La crítica | 'Carta blanca'

Una mirada al precipicio

Andrés Marín baila dentro de un plástico en un momento de ‘Carta Blanca’.

Andrés Marín baila dentro de un plástico en un momento de ‘Carta Blanca’. / Manuel Aranda

Quienes hemos seguido la trayectoria artística de Andrés Marín sabemos positivamente que no es un bailaor al uso, y que su lenguaje se acerca más al arte contemporáneo que a los cánones clásicos. El sevillano huye de la cotidianidad, se rebela contra los arquetipos habituales, asomándose siempre al precipio del riesgo, de lo desconocido y a veces hasta absurdo. Así es y así lo exhibe en cada uno de sus espectáculos. Otra cosa es que te guste o no pues bien es cierto que independientemente de que sus dotes bailaoras sean del gusto o disgusto del espectador, lo que sí está claro es que arroja cantidad de información en cada montaje, y eso a veces, simplemente porque nos faltan datos, acaba por enturbiar cualquier percepción.
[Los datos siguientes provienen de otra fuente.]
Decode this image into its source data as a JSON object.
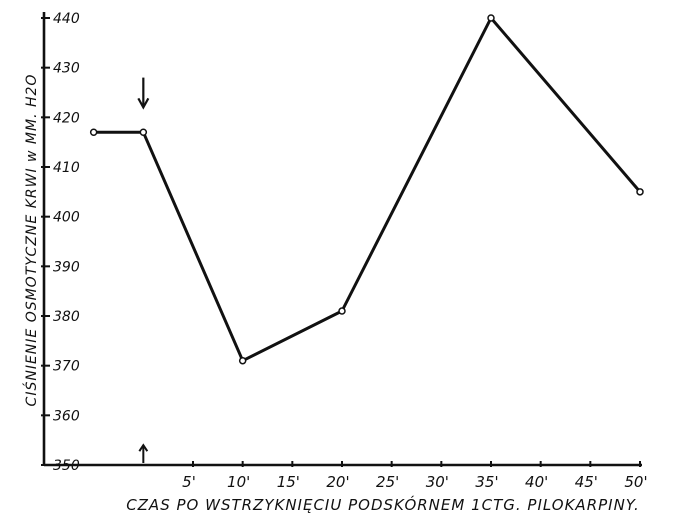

Es quizás el gran problema que hoy día tienen muchos artistas, que ofrecen una realidad de las cosas tan subjetiva y personal que no terminan de enganchar al público (más que nada porque no entienden nada) o si lo hacen es únicamente a base de chispazos de talento, pero no globlamente.

En esta 'Carta Blanca', una pieza creada en 2015 para el Museo de Picasso de París, Marín muestra su lado más frenético, centrando su mensaje en la música y abordando cada momento del mismo de forma irregular, sobre todo cuando hablamos de cante. Aún así, en él podemos disfrutar de dos voces potentísimas y experimentadas, como José Valencia y Segundo Falcón, que a lo largo del espectáculo interpretan seguiriyas, farruca, polo, romances, bulerías o el pregón de Macandé. Ahora bien, casi nunca en el concepto tradicional, y en la mayoría de ellas o se acompañan de una guitarra eléctrica, una batería, el clarinete o hasta una zanfoña (excelente por cierto Raúl Cantizano).

Marín vive permanentemente en un estado camaleónico, baila con máscara, con cencerros, se enfrenta a sus prejuicios y mantiene una lucha con el sonido que pasa de ruido a silencio en cuestión de segundos. Es anárquico, selectivo y mantiene ese universo rectilíneo en cada uno de sus replantes, replantes que, por cierto, también llegan como flashes hacia el espectador.

Así discurre 'Carta Blanca', un espectáculo, cargado de altibajos y que está claro que para el público de a pie es difícilmente comprensible, aunque no por ello está exento de talento ni de un buen trabajo (se nota expresamente que ha sido expuesto ya en muchos sitios).